A major way that self-hatred., ie. internalized homophobia gets its hooks into us is through sexual addiction. If we are seen as only and always sexual predators, we can never fully love and accept ourselves.
The joke often goes: women need a reason to have sex; men need a place.
To attack the addiction at its root we must tackle two things simultaneously: the way we feel about ourselves and the effect oppression has had on our capacity to imagine and create healthy sexuality under a system which is designed to prevent this from occurring.
It is no accident or coincidence that addiction runs rampant in a community taught that it is inferior with its only goal being servitude and entertainment. If one is seeking community and I have never met a gay man who wasn’t, then we have to deliberately create choices that are steeped in love and honesty.
Addiction is about both inclusion (community ) and outsider status.
When I teetered on the edge of a sexual addiction some years ago, I always felt both a part of something and separated by my dirty little secret that was not fun, hot or liberating.
More often than not I was not sexually aroused just lonely.
When I mentioned this in an earlier post “Should Cruising be Considered an Unacceptable Risk” some of the comments were pretty interesting and downright attacking.
My question then and now was can promiscuity be an addiction?
I suggested that perhaps no one was enjoying themselves but a sexual release takes us out of our loneliness before returning us to it full throttle.
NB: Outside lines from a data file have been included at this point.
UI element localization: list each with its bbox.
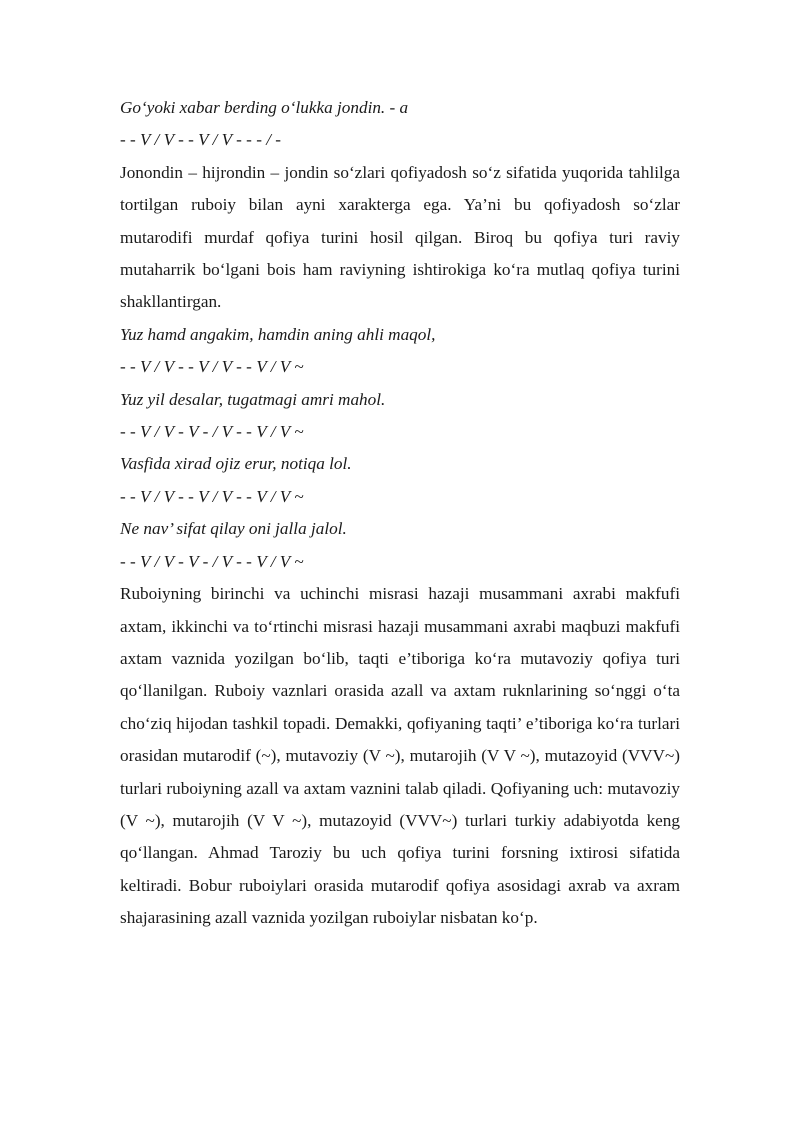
paragraph-1: Jonondin – hijrondin – jondin so‘zlari qofiyadosh so‘z sifatida yuqorida tahlilga tortilgan ruboiy bilan ayni xarakterga ega. Ya’ni bu qofiyadosh so‘zlar mutarodifi murdaf qofiya turini hosil qilgan. Biroq bu qofiya turi raviy mutaharrik bo‘lgani bois ham raviyning ishtirokiga ko‘ra mutlaq qofiya turini shakllantirgan.: [120, 162, 680, 312]
scansion-line: - - V / V - V - / V - - V / V ~: [120, 551, 304, 571]
scansion-line: - - V / V - - V / V - - - / -: [120, 130, 282, 150]
verse-line: Yuz hamd angakim, hamdin aning ahli maqol,: [120, 324, 436, 344]
scansion-line: - - V / V - V - / V - - V / V ~: [120, 422, 304, 442]
paragraph-2: Ruboiyning birinchi va uchinchi misrasi hazaji musammani axrabi makfufi axtam, ikkinchi va to‘rtinchi misrasi hazaji musammani axrabi maqbuzi makfufi axtam vaznida yozilgan bo‘lib, taqti e’tiboriga ko‘ra mutavoziy qofiya turi qo‘llanilgan. Ruboiy vaznlari orasida azall va axtam ruknlarining so‘nggi o‘ta cho‘ziq hijodan tashkil topadi. Demakki, qofiyaning taqti’ e’tiboriga ko‘ra turlari orasidan mutarodif (~), mutavoziy (V ~), mutarojih (V V ~), mutazoyid (VVV~) turlari ruboiyning azall va axtam vaznini talab qiladi. Qofiyaning uch: mutavoziy (V ~), mutarojih (V V ~), mutazoyid (VVV~) turlari turkiy adabiyotda keng qo‘llangan. Ahmad Taroziy bu uch qofiya turini forsning ixtirosi sifatida keltiradi. Bobur ruboiylari orasida mutarodif qofiya asosidagi axrab va axram shajarasining azall vaznida yozilgan ruboiylar nisbatan ko‘p.: [120, 584, 680, 928]
verse-line: Vasfida xirad ojiz erur, notiqa lol.: [120, 454, 352, 474]
verse-line: Ne nav’ sifat qilay oni jalla jalol.: [120, 519, 347, 539]
verse-line: Yuz yil desalar, tugatmagi amri mahol.: [120, 389, 386, 409]
scansion-line: - - V / V - - V / V - - V / V ~: [120, 486, 304, 506]
document-page: [120, 92, 680, 935]
scansion-line: - - V / V - - V / V - - V / V ~: [120, 357, 304, 377]
verse-line: Go‘yoki xabar berding o‘lukka jondin. - a: [120, 98, 409, 117]
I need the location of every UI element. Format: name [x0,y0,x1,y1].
A year ago at a panel discussion on sexual addictions, a therapist leading the workshop suggested what addiction was and was not.
Being the overachiever that I am I had several questions.
Most of which centered on this ridiculous belief, “ scientifically proven” (which I still have doubts about) regarding men’s sex drive and the need to procreate which takes personal responsibility for our behavior out of the mix.
Men are not biologically unable to resist sex at any and all turns.
We have been socialized to meet every need in this fashion.
The socialization process starts early and often and rewards men with the crown of “playa”, “pimp” and or “stud”. There is no way to feel good about yourself if you are constantly and unconsciously screwing everything that walks.
Internalized Homophobia provides us with tools that allow for self-hatred.
It remains difficult to not see each other as walking hunks of meat to be used and discarded if we have internalized and not challenged this basic and disturbing assumption.
We fight back by dealing with our anger and all emotions in a non-sexual manner; Turning off and away from all representations that dictate how we should look and feel about ourselves.